China Frees Dissidents, Reduces Jail Terms

Share
From Associated Press

China has freed a schoolteacher and reduced the prison term of an accomplice jailed for splattering paint on Mao Tse-tung’s portrait in Tiananmen Square during democracy protests 11 1/2 years ago, a human rights campaigner said Saturday.

By defacing Mao’s mammoth portrait, Yu Zhijian and Yu Dongyue symbolized popular anger at China’s revolutionary old guard during the heady 1989 protests. Their harsh sentencing two months into the crackdown--Yu Zhijian, the teacher, got life, and Yu Dongyue, a former arts editor at a Hunan provincial newspaper, got 20 years--was widely publicized and seen as a warning to others.

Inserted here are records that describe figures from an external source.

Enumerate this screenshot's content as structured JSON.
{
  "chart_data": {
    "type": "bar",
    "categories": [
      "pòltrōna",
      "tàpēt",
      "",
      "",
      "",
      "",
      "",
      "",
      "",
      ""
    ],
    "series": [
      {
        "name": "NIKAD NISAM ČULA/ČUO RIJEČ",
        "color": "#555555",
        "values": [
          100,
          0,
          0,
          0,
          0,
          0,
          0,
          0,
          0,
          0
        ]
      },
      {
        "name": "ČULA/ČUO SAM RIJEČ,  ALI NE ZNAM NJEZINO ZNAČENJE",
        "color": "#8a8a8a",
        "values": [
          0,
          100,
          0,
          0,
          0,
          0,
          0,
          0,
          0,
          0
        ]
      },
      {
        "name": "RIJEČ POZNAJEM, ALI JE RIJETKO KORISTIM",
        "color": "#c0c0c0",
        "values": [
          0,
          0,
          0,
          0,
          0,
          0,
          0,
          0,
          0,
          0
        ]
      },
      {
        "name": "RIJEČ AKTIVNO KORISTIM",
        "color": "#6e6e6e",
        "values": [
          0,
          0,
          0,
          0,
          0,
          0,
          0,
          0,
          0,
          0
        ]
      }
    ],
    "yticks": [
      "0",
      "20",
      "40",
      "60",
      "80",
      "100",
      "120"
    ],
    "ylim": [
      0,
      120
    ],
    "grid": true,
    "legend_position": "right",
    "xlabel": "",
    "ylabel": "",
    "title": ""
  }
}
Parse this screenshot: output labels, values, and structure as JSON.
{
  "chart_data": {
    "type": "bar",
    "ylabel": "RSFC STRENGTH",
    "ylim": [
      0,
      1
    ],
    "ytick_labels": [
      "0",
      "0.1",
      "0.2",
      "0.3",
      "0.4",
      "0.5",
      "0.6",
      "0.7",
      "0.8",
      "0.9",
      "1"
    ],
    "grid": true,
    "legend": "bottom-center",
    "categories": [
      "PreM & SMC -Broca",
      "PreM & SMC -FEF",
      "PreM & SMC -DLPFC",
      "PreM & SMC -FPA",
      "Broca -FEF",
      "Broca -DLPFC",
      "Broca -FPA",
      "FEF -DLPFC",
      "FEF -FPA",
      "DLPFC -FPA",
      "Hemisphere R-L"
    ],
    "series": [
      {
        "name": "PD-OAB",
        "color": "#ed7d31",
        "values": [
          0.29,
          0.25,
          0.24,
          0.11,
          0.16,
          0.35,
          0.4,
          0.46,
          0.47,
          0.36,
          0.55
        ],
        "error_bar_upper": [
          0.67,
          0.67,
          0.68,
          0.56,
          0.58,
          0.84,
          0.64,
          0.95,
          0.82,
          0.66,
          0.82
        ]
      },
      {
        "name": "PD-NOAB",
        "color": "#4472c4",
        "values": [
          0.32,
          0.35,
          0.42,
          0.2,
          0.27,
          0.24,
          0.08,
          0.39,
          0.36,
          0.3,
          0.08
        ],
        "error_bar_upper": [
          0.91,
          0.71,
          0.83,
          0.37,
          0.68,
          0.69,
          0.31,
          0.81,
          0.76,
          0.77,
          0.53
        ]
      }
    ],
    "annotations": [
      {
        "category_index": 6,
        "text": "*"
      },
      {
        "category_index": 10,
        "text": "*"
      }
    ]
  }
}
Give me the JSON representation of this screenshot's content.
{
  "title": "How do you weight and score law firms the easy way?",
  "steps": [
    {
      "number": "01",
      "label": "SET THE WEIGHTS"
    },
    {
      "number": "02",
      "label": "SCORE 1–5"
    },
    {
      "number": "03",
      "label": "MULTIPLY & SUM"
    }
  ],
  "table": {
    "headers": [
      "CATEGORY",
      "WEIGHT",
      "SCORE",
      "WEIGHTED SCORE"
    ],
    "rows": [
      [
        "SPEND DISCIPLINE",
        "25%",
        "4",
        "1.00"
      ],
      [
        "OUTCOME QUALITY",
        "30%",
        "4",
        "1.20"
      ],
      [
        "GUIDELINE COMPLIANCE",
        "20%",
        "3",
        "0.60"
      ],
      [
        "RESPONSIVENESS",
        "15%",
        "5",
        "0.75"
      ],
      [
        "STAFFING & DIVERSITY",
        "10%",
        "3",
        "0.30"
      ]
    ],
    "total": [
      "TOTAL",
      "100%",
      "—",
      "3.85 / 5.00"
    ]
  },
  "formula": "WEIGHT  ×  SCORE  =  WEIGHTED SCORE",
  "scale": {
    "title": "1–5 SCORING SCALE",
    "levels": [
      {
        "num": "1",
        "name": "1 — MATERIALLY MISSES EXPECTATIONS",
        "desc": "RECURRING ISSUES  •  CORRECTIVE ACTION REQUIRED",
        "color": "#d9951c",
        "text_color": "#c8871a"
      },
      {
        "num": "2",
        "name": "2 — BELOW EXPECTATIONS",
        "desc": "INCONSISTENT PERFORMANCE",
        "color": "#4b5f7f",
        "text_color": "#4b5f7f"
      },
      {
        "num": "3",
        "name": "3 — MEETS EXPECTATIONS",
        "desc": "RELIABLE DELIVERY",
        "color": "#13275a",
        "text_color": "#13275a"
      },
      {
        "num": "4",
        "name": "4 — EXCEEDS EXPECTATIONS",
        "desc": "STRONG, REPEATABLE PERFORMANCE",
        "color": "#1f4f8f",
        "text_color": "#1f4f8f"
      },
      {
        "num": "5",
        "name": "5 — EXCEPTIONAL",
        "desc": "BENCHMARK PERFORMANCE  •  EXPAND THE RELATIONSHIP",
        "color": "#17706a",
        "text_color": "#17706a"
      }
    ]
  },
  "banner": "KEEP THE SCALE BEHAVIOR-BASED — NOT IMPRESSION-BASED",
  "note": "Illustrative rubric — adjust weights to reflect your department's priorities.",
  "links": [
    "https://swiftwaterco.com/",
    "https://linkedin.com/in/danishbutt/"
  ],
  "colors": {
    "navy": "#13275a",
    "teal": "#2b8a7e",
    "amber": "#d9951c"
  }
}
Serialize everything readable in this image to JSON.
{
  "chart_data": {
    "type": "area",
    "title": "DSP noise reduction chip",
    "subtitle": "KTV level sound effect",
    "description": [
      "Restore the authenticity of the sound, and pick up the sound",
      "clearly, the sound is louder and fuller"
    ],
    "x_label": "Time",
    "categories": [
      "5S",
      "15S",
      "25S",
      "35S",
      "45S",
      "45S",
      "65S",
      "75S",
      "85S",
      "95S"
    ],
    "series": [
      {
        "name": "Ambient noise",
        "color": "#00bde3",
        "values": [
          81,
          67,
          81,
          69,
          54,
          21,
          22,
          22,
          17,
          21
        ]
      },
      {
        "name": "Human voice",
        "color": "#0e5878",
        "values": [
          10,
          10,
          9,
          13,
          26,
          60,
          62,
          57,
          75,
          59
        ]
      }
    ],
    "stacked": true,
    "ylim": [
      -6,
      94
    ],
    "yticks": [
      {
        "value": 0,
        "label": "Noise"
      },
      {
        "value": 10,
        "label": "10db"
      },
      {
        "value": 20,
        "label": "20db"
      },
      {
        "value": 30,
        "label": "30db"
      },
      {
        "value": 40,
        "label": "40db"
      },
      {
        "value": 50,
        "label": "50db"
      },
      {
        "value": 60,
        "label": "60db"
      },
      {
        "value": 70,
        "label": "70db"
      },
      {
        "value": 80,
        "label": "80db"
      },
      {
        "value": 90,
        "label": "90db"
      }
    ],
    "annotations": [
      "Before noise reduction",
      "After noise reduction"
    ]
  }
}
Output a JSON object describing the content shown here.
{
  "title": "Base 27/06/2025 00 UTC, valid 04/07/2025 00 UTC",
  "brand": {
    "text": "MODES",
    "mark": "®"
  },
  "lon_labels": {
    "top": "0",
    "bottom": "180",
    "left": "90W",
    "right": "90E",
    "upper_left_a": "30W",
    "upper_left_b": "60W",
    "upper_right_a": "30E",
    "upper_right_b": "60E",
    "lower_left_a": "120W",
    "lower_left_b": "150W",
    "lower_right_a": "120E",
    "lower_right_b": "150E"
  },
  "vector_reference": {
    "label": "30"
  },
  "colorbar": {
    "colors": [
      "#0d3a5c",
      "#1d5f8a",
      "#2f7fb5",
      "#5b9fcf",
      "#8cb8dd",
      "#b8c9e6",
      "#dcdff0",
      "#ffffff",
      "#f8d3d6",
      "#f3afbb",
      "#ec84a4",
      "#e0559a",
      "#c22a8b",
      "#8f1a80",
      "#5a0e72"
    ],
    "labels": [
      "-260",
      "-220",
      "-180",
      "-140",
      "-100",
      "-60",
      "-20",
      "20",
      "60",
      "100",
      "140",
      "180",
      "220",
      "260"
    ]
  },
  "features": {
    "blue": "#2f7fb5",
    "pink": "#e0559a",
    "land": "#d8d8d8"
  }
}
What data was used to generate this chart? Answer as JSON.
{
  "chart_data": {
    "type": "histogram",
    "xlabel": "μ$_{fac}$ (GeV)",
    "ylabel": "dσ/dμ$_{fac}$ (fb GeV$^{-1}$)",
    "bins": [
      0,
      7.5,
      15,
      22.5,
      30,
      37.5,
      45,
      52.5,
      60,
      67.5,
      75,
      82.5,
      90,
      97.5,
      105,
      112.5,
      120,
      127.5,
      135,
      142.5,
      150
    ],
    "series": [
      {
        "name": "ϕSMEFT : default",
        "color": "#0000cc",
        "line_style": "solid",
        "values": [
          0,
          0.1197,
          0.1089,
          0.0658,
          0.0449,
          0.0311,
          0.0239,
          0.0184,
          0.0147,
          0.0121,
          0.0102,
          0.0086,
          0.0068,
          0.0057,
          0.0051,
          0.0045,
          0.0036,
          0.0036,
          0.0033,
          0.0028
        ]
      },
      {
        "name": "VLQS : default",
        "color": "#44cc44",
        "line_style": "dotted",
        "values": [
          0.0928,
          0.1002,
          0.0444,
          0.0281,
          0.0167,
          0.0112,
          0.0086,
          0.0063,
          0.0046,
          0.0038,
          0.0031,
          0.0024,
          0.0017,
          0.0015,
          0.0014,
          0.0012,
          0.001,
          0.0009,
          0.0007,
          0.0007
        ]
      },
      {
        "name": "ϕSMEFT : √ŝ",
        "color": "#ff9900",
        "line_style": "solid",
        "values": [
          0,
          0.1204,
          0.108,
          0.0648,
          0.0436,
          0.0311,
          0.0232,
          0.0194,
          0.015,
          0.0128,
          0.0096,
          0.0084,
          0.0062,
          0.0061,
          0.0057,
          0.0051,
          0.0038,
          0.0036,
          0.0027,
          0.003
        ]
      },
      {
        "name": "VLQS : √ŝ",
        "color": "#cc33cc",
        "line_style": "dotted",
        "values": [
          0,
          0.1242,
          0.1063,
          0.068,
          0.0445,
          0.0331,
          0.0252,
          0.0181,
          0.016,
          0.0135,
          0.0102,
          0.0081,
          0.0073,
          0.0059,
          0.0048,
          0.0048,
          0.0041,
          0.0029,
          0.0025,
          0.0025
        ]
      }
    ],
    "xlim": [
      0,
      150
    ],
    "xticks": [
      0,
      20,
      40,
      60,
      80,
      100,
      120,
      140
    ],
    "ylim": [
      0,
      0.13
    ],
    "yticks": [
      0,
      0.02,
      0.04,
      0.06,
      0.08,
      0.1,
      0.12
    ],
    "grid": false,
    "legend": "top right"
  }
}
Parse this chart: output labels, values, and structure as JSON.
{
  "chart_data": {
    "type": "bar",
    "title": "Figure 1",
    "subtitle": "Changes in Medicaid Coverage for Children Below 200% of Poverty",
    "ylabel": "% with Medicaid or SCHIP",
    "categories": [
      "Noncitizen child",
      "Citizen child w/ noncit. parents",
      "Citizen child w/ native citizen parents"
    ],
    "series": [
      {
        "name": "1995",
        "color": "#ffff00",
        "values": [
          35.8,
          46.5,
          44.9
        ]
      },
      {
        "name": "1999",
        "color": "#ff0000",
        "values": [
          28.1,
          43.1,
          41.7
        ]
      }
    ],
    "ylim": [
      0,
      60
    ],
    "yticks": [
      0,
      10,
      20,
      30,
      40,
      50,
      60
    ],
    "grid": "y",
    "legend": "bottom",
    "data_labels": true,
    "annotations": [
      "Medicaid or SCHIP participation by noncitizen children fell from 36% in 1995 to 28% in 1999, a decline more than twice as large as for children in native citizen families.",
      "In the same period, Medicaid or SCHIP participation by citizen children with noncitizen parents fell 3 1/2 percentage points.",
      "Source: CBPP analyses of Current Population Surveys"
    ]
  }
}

Word of Yu Zhijian’s release Sept. 13 and a two-year reduction in Yu Dongyue’s sentence was conveyed Friday in a fax from China’s Justice Ministry to John Kamm, head of the San Francisco-based Dui Hua Foundation.

Advertisement

The fax also provided information on three other political prisoners, among them Zhao Fengping, a government archivist sentenced to life 20 years ago for helping paste up democracy tracts. Zhao’s term was reduced, and he was released in April, at age 61, Kamm said.

Kamm had asked Justice Ministry officials about the five political prisoners, along with five others, only 10 days earlier. He said the response was the fastest in his eight years of off-and-on dialogue with Chinese authorities and came just before Kamm planned to meet State Department human rights officials.

The fax also said a businessman sentenced to 15 years would be released in May and a middle school teacher had his 18-year sentence reduced by more than 2 1/2 years.